Fiscal Challenges Ahead for Mexico: Navigating Economic Uncertainty

Wrapped Up:

  • Mexico is facing a set of fiscal challenges following the recent presidential election.
  • The new administration must address widening fiscal deficits, rising social spending, and potential policy reforms.
  • Comprehensive fiscal reform and consolidation efforts will be necessary to tide the incoming economic uncertainty.

Fiscal Pressure Following the Mexican Election

As Mexico transitions to a new administration under President-elect Claudia Sheinbaum, the country faces a complex array of fiscal challenges that will require careful navigation. The incoming government must address widening fiscal deficits, rising social spending, and the potential impact of proposed policy reforms on the country’s fiscal accounts.

The Ministry of Finance estimates a public deficit of 5.9% of GDP in 2024, the highest in over three decades. This development is particularly concerning, as it suggests that the fiscal discipline demonstrated in the early years of President López Obrador’s administration may be waning. There are worries that wider deficits could persist, particularly if efforts to increase tax revenue are postponed.

Recent policy developments have exacerbated the fiscal pressure. The proposed pension reform, which promises that retirees will receive 100% of their last salary (up to an amount equivalent to the average salary registered with the IMSS), is projected to increase fiscal expenditures. Additionally, the new legislation stating that the increase in the minimum wage must be at least equal to the annual inflation rate could further strain the country’s fiscal accounts.


Sheinbaum’s Plans

President-elect Sheinbaum has also announced plans to introduce universal scholarships for public school students from kindergarten to high school, as well as pensions for women aged 60-64. These initiatives, while laudable in their social objectives, could potentially add to the fiscal burden if not accompanied by comprehensive revenue-raising measures.

The incoming administration’s approach to these fiscal challenges will be closely watched by markets, rating agencies, and international observers. The 2025 budget proposal, set to be released in November, will provide crucial insights into the new government’s willingness to implement fiscal consolidation measures.

Beyond the fiscal arena, the changes in Mexico’s institutional landscape, such as the upcoming nomination of a new Supreme Court justice and the appointment of a deputy governor for Banxico’s board, will also be closely scrutinized. Preserving the integrity and independence of these institutions will be crucial in maintaining investor confidence and safeguarding the country’s economic stability.

As the US presidential election nears, Mexico may find itself in the spotlight, with immigration and trade issues potentially being cast in a negative light. This rhetoric could trigger further volatility in Mexican assets, which, while likely temporary, underscores the need for the incoming administration to adopt a proactive and pragmatic approach to engaging with its northern neighbor.

Looking to the Future

Despite these challenges, the Mexican economy maintains positive secular tailwinds, such as the ongoing trend of nearshoring. The extent to which the Sheinbaum government can capitalize on these opportunities will be a key determinant of the country’s long-term economic trajectory.

In the fixed-income space, institutional erosion concerns and the challenging fiscal outlook may put pressure on sovereign ratings and valuations, underscoring the importance of comprehensive fiscal reform and consolidation efforts. Conversely, large corporations with significant overseas operations and proven track records in navigating economic cycles may be better positioned to mitigate the underlying sovereign risk.

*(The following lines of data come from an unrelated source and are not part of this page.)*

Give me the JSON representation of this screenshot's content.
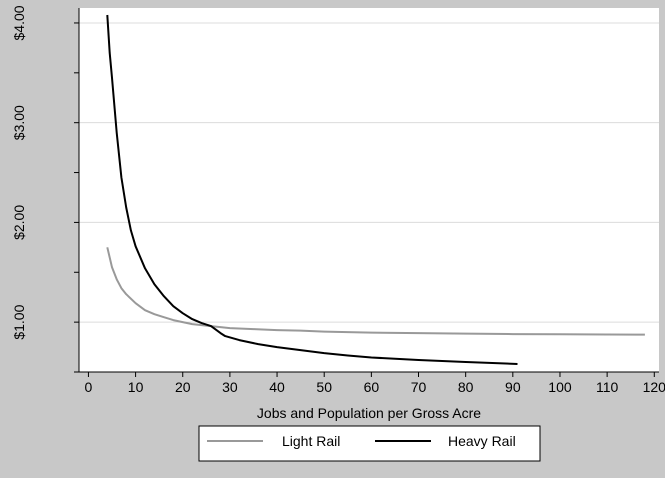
{
  "chart_data": {
    "type": "line",
    "title": "",
    "xlabel": "Jobs and Population per Gross Acre",
    "ylabel": "",
    "xlim": [
      -2,
      121
    ],
    "ylim": [
      0.5,
      4.15
    ],
    "x_ticks": [
      0,
      10,
      20,
      30,
      40,
      50,
      60,
      70,
      80,
      90,
      100,
      110,
      120
    ],
    "y_ticks_minor": [
      0.5,
      1.0,
      1.5,
      2.0,
      2.5,
      3.0,
      3.5,
      4.0
    ],
    "y_tick_labels": [
      {
        "value": 1.0,
        "label": "$1.00"
      },
      {
        "value": 2.0,
        "label": "$2.00"
      },
      {
        "value": 3.0,
        "label": "$3.00"
      },
      {
        "value": 4.0,
        "label": "$4.00"
      }
    ],
    "grid": true,
    "legend_position": "bottom",
    "series": [
      {
        "name": "Light Rail",
        "color": "#999999",
        "x": [
          4,
          5,
          6,
          7,
          8,
          10,
          12,
          14,
          16,
          18,
          20,
          22,
          24,
          26,
          30,
          35,
          40,
          45,
          50,
          55,
          60,
          70,
          80,
          90,
          100,
          110,
          118
        ],
        "y": [
          1.75,
          1.55,
          1.43,
          1.34,
          1.28,
          1.19,
          1.12,
          1.08,
          1.05,
          1.02,
          1.0,
          0.98,
          0.97,
          0.96,
          0.94,
          0.93,
          0.92,
          0.915,
          0.905,
          0.9,
          0.895,
          0.89,
          0.885,
          0.88,
          0.878,
          0.876,
          0.875
        ]
      },
      {
        "name": "Heavy Rail",
        "color": "#000000",
        "x": [
          4,
          4.5,
          5,
          6,
          7,
          8,
          9,
          10,
          12,
          14,
          16,
          18,
          20,
          22,
          24,
          26,
          28,
          29,
          32,
          36,
          40,
          45,
          50,
          55,
          60,
          70,
          80,
          91
        ],
        "y": [
          4.08,
          3.7,
          3.45,
          2.9,
          2.45,
          2.15,
          1.92,
          1.76,
          1.54,
          1.38,
          1.26,
          1.16,
          1.09,
          1.03,
          0.99,
          0.96,
          0.89,
          0.86,
          0.82,
          0.78,
          0.75,
          0.72,
          0.69,
          0.665,
          0.645,
          0.62,
          0.6,
          0.58
        ]
      }
    ]
  }
}
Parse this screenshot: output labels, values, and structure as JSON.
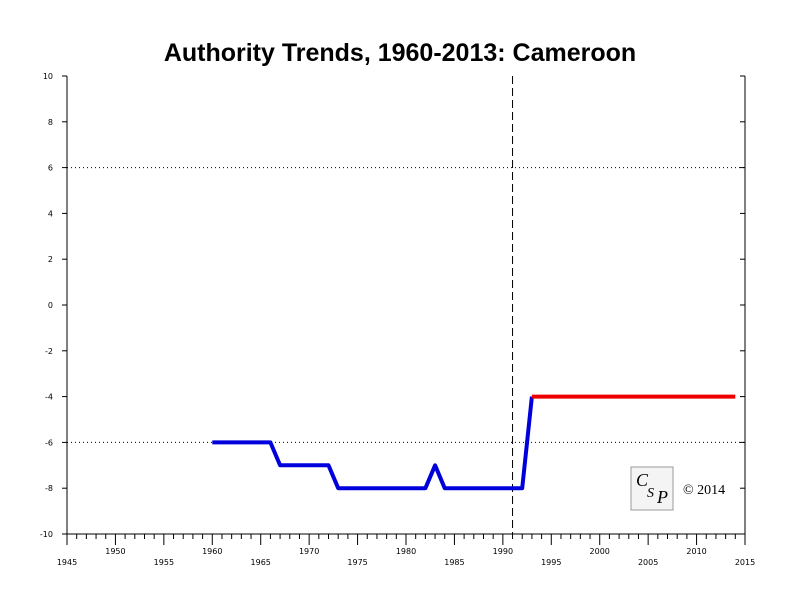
{
  "chart_data": {
    "type": "line",
    "title": "Authority Trends, 1960-2013: Cameroon",
    "xlabel": "",
    "ylabel": "",
    "xlim": [
      1945,
      2015
    ],
    "ylim": [
      -10,
      10
    ],
    "x_ticks_major": [
      1945,
      1950,
      1955,
      1960,
      1965,
      1970,
      1975,
      1980,
      1985,
      1990,
      1995,
      2000,
      2005,
      2010,
      2015
    ],
    "x_tick_labels_low": [
      "1945",
      "1955",
      "1965",
      "1975",
      "1985",
      "1995",
      "2005",
      "2015"
    ],
    "x_tick_labels_high": [
      "1950",
      "1960",
      "1970",
      "1980",
      "1990",
      "2000",
      "2010"
    ],
    "y_ticks": [
      10,
      8,
      6,
      4,
      2,
      0,
      -2,
      -4,
      -6,
      -8,
      -10
    ],
    "y_tick_labels": [
      "10",
      "8",
      "6",
      "4",
      "2",
      "0",
      "-2",
      "-4",
      "-6",
      "-8",
      "-10"
    ],
    "reference_lines_y": [
      6,
      -6
    ],
    "reference_line_x": 1991,
    "series": [
      {
        "color": "#0000dd",
        "points": [
          [
            1960,
            -6
          ],
          [
            1966,
            -6
          ],
          [
            1967,
            -7
          ],
          [
            1972,
            -7
          ],
          [
            1973,
            -8
          ],
          [
            1982,
            -8
          ],
          [
            1983,
            -7
          ],
          [
            1984,
            -8
          ],
          [
            1991,
            -8
          ],
          [
            1992,
            -8
          ],
          [
            1993,
            -4
          ]
        ]
      },
      {
        "color": "#ee0000",
        "points": [
          [
            1993,
            -4
          ],
          [
            2014,
            -4
          ]
        ]
      }
    ],
    "grid": false,
    "legend": "none"
  },
  "logo": {
    "text": "CSP"
  },
  "copyright": "© 2014"
}
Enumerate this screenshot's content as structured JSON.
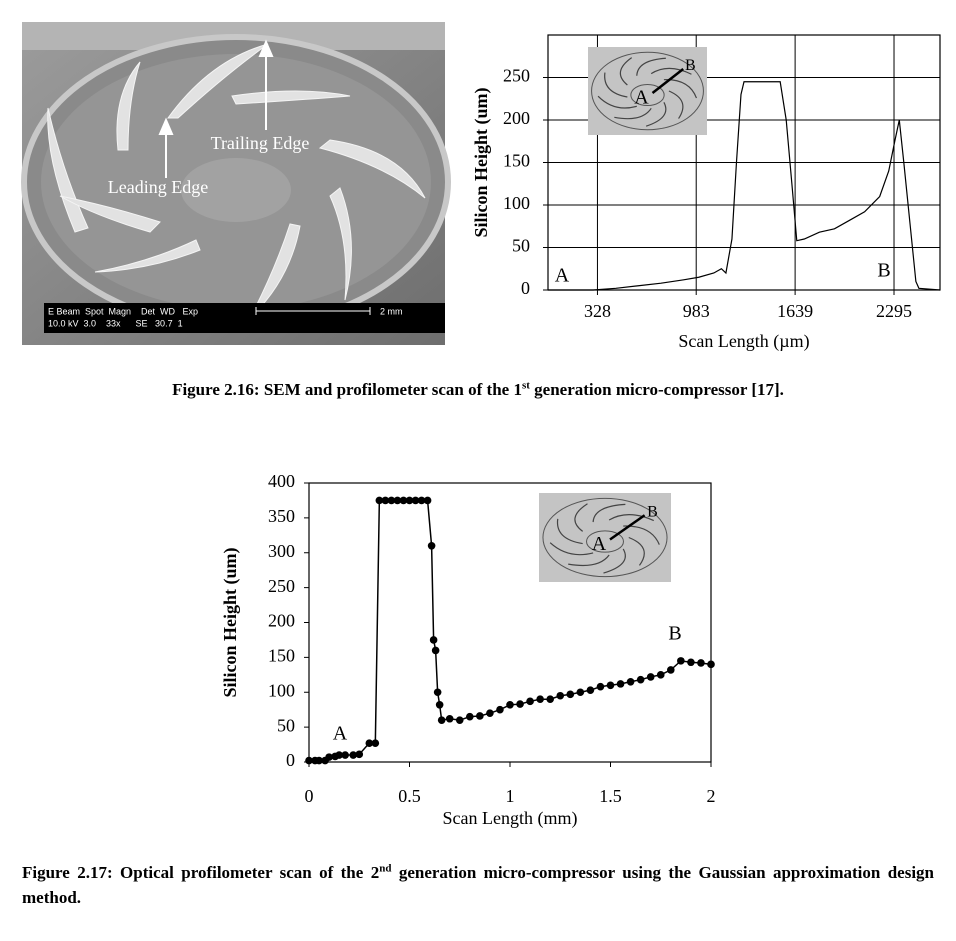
{
  "sem_image": {
    "labels": [
      "Trailing Edge",
      "Leading Edge"
    ],
    "info_bar": {
      "header": "E Beam  Spot  Magn    Det  WD   Exp",
      "values": "10.0 kV  3.0    33x      SE   30.7  1",
      "scale": "2 mm"
    }
  },
  "chart_data": [
    {
      "type": "line",
      "ylabel": "Silicon Height (um)",
      "xlabel": "Scan Length (µm)",
      "xlim": [
        0,
        2600
      ],
      "ylim": [
        0,
        300
      ],
      "xticks": [
        328,
        983,
        1639,
        2295
      ],
      "yticks": [
        0,
        50,
        100,
        150,
        200,
        250
      ],
      "grid": true,
      "markers": false,
      "annotations": [
        "A",
        "B"
      ],
      "inset_labels": [
        "A",
        "B"
      ],
      "x": [
        0,
        300,
        450,
        600,
        750,
        900,
        1000,
        1100,
        1150,
        1180,
        1220,
        1250,
        1280,
        1300,
        1540,
        1580,
        1620,
        1650,
        1700,
        1800,
        1900,
        2000,
        2100,
        2200,
        2260,
        2300,
        2330,
        2360,
        2400,
        2440,
        2460,
        2600
      ],
      "series": [
        {
          "color": "#000000",
          "values": [
            0,
            0,
            2,
            5,
            8,
            12,
            15,
            20,
            25,
            20,
            60,
            150,
            230,
            245,
            245,
            200,
            120,
            58,
            60,
            68,
            72,
            82,
            92,
            110,
            140,
            175,
            200,
            150,
            80,
            10,
            2,
            0
          ]
        }
      ]
    },
    {
      "type": "line",
      "ylabel": "Silicon Height (um)",
      "xlabel": "Scan Length (mm)",
      "xlim": [
        0,
        2
      ],
      "ylim": [
        0,
        400
      ],
      "xticks": [
        0,
        0.5,
        1,
        1.5,
        2
      ],
      "yticks": [
        0,
        50,
        100,
        150,
        200,
        250,
        300,
        350,
        400
      ],
      "grid": false,
      "markers": true,
      "annotations": [
        "A",
        "B"
      ],
      "inset_labels": [
        "A",
        "B"
      ],
      "x": [
        0,
        0.03,
        0.05,
        0.08,
        0.1,
        0.13,
        0.15,
        0.18,
        0.22,
        0.25,
        0.3,
        0.33,
        0.35,
        0.38,
        0.41,
        0.44,
        0.47,
        0.5,
        0.53,
        0.56,
        0.59,
        0.61,
        0.62,
        0.63,
        0.64,
        0.65,
        0.66,
        0.7,
        0.75,
        0.8,
        0.85,
        0.9,
        0.95,
        1,
        1.05,
        1.1,
        1.15,
        1.2,
        1.25,
        1.3,
        1.35,
        1.4,
        1.45,
        1.5,
        1.55,
        1.6,
        1.65,
        1.7,
        1.75,
        1.8,
        1.85,
        1.9,
        1.95,
        2
      ],
      "series": [
        {
          "color": "#000000",
          "values": [
            2,
            2,
            2,
            2,
            7,
            8,
            10,
            10,
            10,
            11,
            27,
            27,
            375,
            375,
            375,
            375,
            375,
            375,
            375,
            375,
            375,
            310,
            175,
            160,
            100,
            82,
            60,
            62,
            60,
            65,
            66,
            70,
            75,
            82,
            83,
            87,
            90,
            90,
            95,
            97,
            100,
            103,
            108,
            110,
            112,
            115,
            118,
            122,
            125,
            132,
            145,
            143,
            142,
            140
          ]
        }
      ]
    }
  ],
  "captions": [
    [
      "Figure 2.16: SEM and profilometer scan of the 1",
      "st",
      " generation micro-compressor [17]."
    ],
    [
      "Figure 2.17: Optical profilometer scan of the 2",
      "nd",
      " generation micro-compressor using the Gaussian approximation design method."
    ]
  ]
}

In the equity markets, the earnings growth prospects for Mexican stocks remain resilient, averaging more than 21% annually in 2024 and 2025. However, valuations will continue to be closely monitored, as the new administration’s policy decisions and their impact on the fiscal and institutional landscape will be key factors in determining the long-term performance of the Mexican equity market.

As Mexico embarks on this new chapter, the incoming administration faces a complex set of fiscal and economic challenges. Navigating these obstacles will require a delicate balance of fiscal discipline, institutional strengthening, and a willingness to implement strategic policy reforms. The road ahead may be turbulent, but the opportunities for growth and prosperity remain within reach for Mexico, provided the new government can rise to the occasion and chart a course that prioritizes fiscal sustainability and economic resilience.


These are the views of the Author only. It is not Investment Advice or a Recommendation from Gather International Limited or its affiliates.